Urquhart, who represents Nortel's disabled Canadian employees pro bono, would prefer to see courts embrace an outright "substantive consolidation"—pooling all of a corporate family's assets and liabilities—in a cross-border insolvency.  But a "sub con," as it is called, is anathema to bondholders, and not easy to justify under the case law.  Some practitioners see "modified pro rata" as a way to soften substantive consolidation—a novel and attractive compromise likelier to sway the bankruptcy judge and withstand appeal.  Jay Westbrook, of the University of Texas School of Law, hails the result as "more universalist than not."  In their appeals, the debtors attack it as "sub con" on the sly.

This May, the case lurched forward.  Ontario's intermediate court denied leave to appeal.  The District Court of Delaware belatedly certified a direct appeal to the U.S. Court of Appeals for the Third Circuit.  It still remains for Canada's Supreme Court to deny leave to appeal, and for the Third Circuit to accept the direct appeal.  Ideally, Canada will stay hands-off, the Third Circuit will affirm within a year, and the U.S. Supreme Court will shy away from such a fact-intensive case.

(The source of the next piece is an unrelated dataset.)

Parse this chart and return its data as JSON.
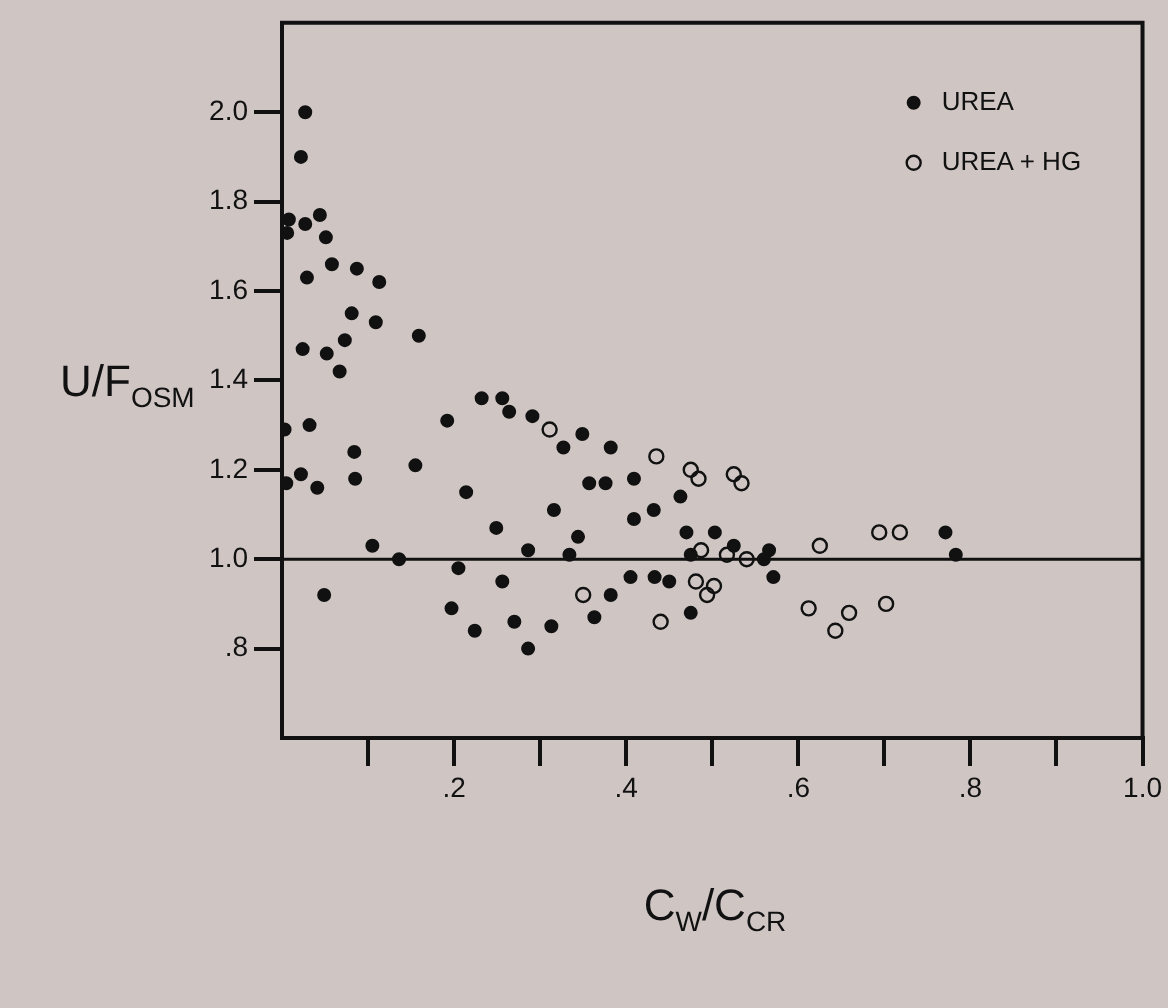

If, however, the Third Circuit flips, protracted chaos will ensue.  The problem is that the appellate courts have no protocol for cooperation.  So a U.S. reversal would leave the Canadian ruling in place, with no way to reconcile the results.  The very horror of this scenario—after $2 billion in fees—makes affirmance a good bet.  As one lawyer predicts: "The Third Circuit will be reluctant to disturb the symmetry of the two decisions because if they do, we go back to square one."

Beset by wolfish picketers, the parties have been locked in an intensive mediation since the fall.  The plummeting of the British pound after the Brexit vote provides a golden window of opportunity for compromise, because it affords a premium of hundreds of millions of dollars to U.K. creditors.  And if the case does not settle soon, it is virtually certain to surpass Lehman's dubious record.

As of the last public disclosures early this year, the Nortel estate had paid $1.89 billion in professional fees, including more than $500 million to Ernst & Young as Canadian monitor and U.K. administrator; $316 million to Cleary Gottlieb Steen & Hamilton as U.S. debtor's counsel; and $205 million to Herbert Smith Freehills as counsel to the U.K. administrator.  According to the UCLA-LoPucki Bankruptcy Research Database, which aggregates large cases completed through 2007, a bankruptcy of Nortel's size would be predicted to cost only about one-third as much (without regard to its length).

The closest comparison is Lehman's bankruptcy of the following year.  The last widely reported figure for Lehman fees was $2.2 billion in September 2013 (well after Chapter 11 plan confirmation).  But as a proportion of cash available for distribution, Nortel is already an order of magnitude costlier.  The Lehman estate paid professionals $2.2 billion (2 percent) of its $93 billion in assets, and took three-and-a-half years to emerge from court protection.  The Nortel estate has already paid professionals $1.89 billion (18 percent) of its $10.5 billion in assets. It's been under court protection seven-and-a-half years and counting.

Urquhart calculates that Nortel's fees will set the new record in April 2017, absent a settlement.  But there's another, even more obscene, cost.  By May 2015, Judge Newbould counted 6,800 Canadian pensioners who had died before the bankruptcy could be resolved.

Despite the estate's fine work in maximizing its IP assets and coordinating a cross-border trial, and despite the judges' embrace of a novel and equitable legal theory, Urquhart says the money for professionals was poorly spent.  "It's unconscionable," she says.  "Vulnerable people who have a few years left to live deserve to live in dignity without the professionals taking 20 percent."